The summer palace of Peter the Great is probably my favorite place in all of Russia. I visited it back in 2012 and was beyond excited to learn that I would have the chance to return with AIFS! We were incredibly lucky with the weather, both during our city tour and for our day in Peterhof—not a single cloud in the sky!
Known as the Russian Versailles, Peterhof Palace offers plenty of breathtaking views: there is the palace itself, the gardens, the bathhouse, and a view of the Gulf of Finland and the island fortress of Kronstadt. During the Second World War, most of Peterhof Palace was destroyed by the Nazis, and its restoration continues to this day. Luckily, before it was captured, many of the statues were buried to save them, so we can admire some of the originals today. The entire palace and the grounds are symmetrical, and there are canals and fountains throughout the gardens.
One of the most intriguing parts of Peterhof Palace is Peter the Great’s trick fountains.

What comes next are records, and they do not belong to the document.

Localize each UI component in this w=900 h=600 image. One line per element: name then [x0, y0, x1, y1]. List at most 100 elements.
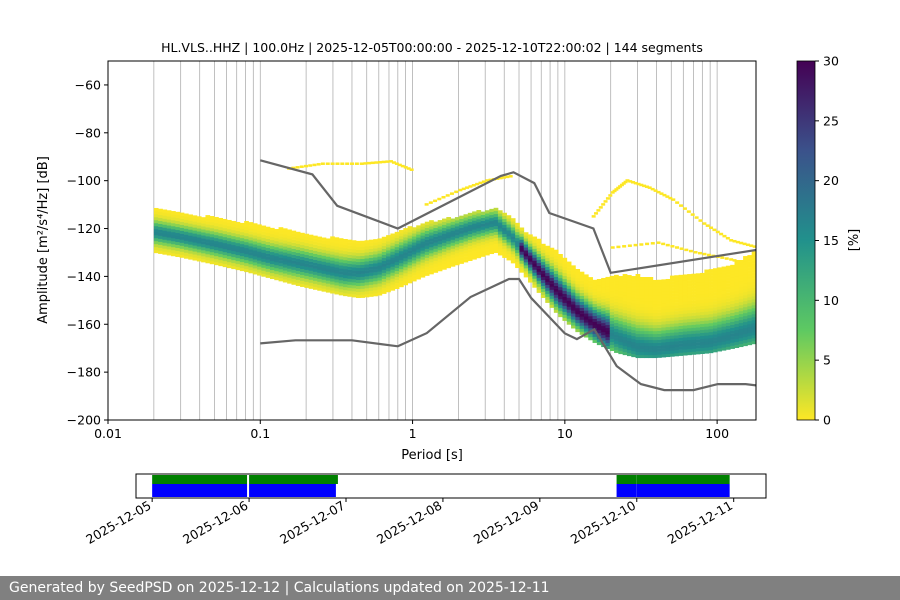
heatmap-cell — [390, 281, 396, 285]
heatmap-cell — [588, 295, 593, 299]
heatmap-cell — [179, 254, 185, 258]
heatmap-cell — [717, 321, 722, 325]
heatmap-cell — [437, 267, 443, 272]
heatmap-cell — [510, 248, 516, 252]
heatmap-cell — [652, 318, 658, 323]
heatmap-cell — [274, 249, 279, 254]
heatmap-cell — [669, 278, 675, 282]
heatmap-cell — [523, 253, 529, 257]
heatmap-cell — [661, 306, 667, 310]
heatmap-cell — [523, 265, 529, 269]
heatmap-cell — [575, 271, 581, 276]
heatmap-cell — [308, 246, 314, 250]
heatmap-cell — [540, 249, 546, 254]
heatmap-cell — [691, 351, 697, 355]
heatmap-cell — [532, 239, 538, 243]
heatmap-cell — [743, 297, 748, 302]
heatmap-cell — [532, 260, 538, 264]
heatmap-cell — [265, 274, 271, 278]
heatmap-cell — [390, 284, 396, 288]
heatmap-cell — [489, 217, 495, 222]
heatmap-cell — [588, 310, 593, 314]
heatmap-cell — [712, 304, 718, 308]
heatmap-cell — [381, 242, 387, 247]
heatmap-cell — [605, 300, 611, 305]
heatmap-cell — [183, 234, 189, 238]
heatmap-cell — [669, 332, 675, 336]
heatmap-cell — [605, 342, 611, 347]
heatmap-cell — [179, 224, 185, 228]
heatmap-cell — [489, 223, 495, 228]
heatmap-outlier — [591, 215, 596, 218]
heatmap-cell — [312, 265, 318, 269]
heatmap-cell — [231, 235, 236, 240]
heatmap-outlier — [739, 260, 744, 264]
heatmap-outlier — [363, 162, 368, 165]
heatmap-cell — [308, 252, 314, 256]
heatmap-cell — [480, 223, 486, 227]
heatmap-cell — [562, 278, 568, 283]
heatmap-cell — [725, 292, 731, 296]
heatmap-cell — [433, 260, 439, 264]
heatmap-cell — [493, 240, 499, 245]
heatmap-cell — [360, 288, 365, 292]
heatmap-cell — [239, 264, 245, 269]
heatmap-cell — [571, 265, 576, 269]
heatmap-cell — [399, 256, 404, 261]
heatmap-cell — [325, 244, 331, 248]
heatmap-cell — [355, 279, 361, 284]
heatmap-cell — [463, 226, 469, 230]
heatmap-cell — [661, 309, 667, 313]
heatmap-cell — [721, 344, 727, 348]
heatmap-cell — [343, 274, 348, 279]
heatmap-cell — [502, 215, 507, 220]
heatmap-cell — [536, 253, 542, 257]
heatmap-cell — [312, 247, 318, 251]
heatmap-cell — [682, 346, 688, 350]
heatmap-cell — [171, 217, 176, 221]
heatmap-cell — [235, 257, 241, 262]
heatmap-cell — [682, 352, 688, 356]
heatmap-cell — [278, 245, 284, 249]
heatmap-cell — [725, 313, 731, 317]
heatmap-cell — [631, 335, 636, 340]
heatmap-cell — [304, 278, 310, 282]
heatmap-cell — [214, 222, 219, 227]
heatmap-cell — [355, 291, 361, 296]
heatmap-cell — [596, 278, 602, 283]
heatmap-cell — [579, 331, 585, 335]
heatmap-cell — [648, 330, 654, 335]
heatmap-cell — [480, 211, 486, 215]
heatmap-cell — [588, 324, 593, 329]
heatmap-cell — [429, 244, 434, 248]
heatmap-cell — [691, 318, 697, 322]
heatmap-cell — [605, 294, 611, 299]
heatmap-cell — [558, 271, 563, 276]
heatmap-outlier — [608, 194, 613, 197]
heatmap-cell — [734, 287, 740, 292]
heatmap-cell — [244, 259, 249, 264]
heatmap-cell — [631, 317, 636, 322]
heatmap-cell — [390, 236, 396, 240]
heatmap-cell — [304, 263, 310, 267]
heatmap-cell — [381, 266, 387, 270]
heatmap-cell — [583, 274, 589, 278]
heatmap-cell — [265, 250, 271, 254]
heatmap-cell — [330, 236, 335, 240]
heatmap-cell — [493, 225, 499, 230]
heatmap-cell — [261, 264, 267, 268]
heatmap-cell — [334, 291, 340, 295]
heatmap-cell — [738, 262, 744, 267]
heatmap-cell — [678, 310, 684, 315]
heatmap-cell — [708, 331, 714, 336]
heatmap-cell — [450, 254, 456, 258]
heatmap-cell — [618, 299, 624, 304]
heatmap-cell — [390, 266, 396, 270]
heatmap-cell — [158, 247, 163, 251]
heatmap-cell — [566, 297, 572, 301]
heatmap-cell — [252, 226, 258, 230]
heatmap-cell — [265, 265, 271, 269]
heatmap-cell — [700, 338, 705, 343]
heatmap-cell — [282, 234, 288, 238]
heatmap-cell — [442, 260, 447, 264]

Peter was quite the trickster and loved pulling pranks on his guests, so he had trick fountains installed in the palace gardens, which would go off at specific times of the day. Should you be within range of these fountains at that time, you would get completely soaked, and your expensive clothing would probably be ruined! Meanwhile, Peter would be hidden somewhere nearby in order to laugh at your misery. Today, the fountains still work, but they have signs warning guests of unexpected showers!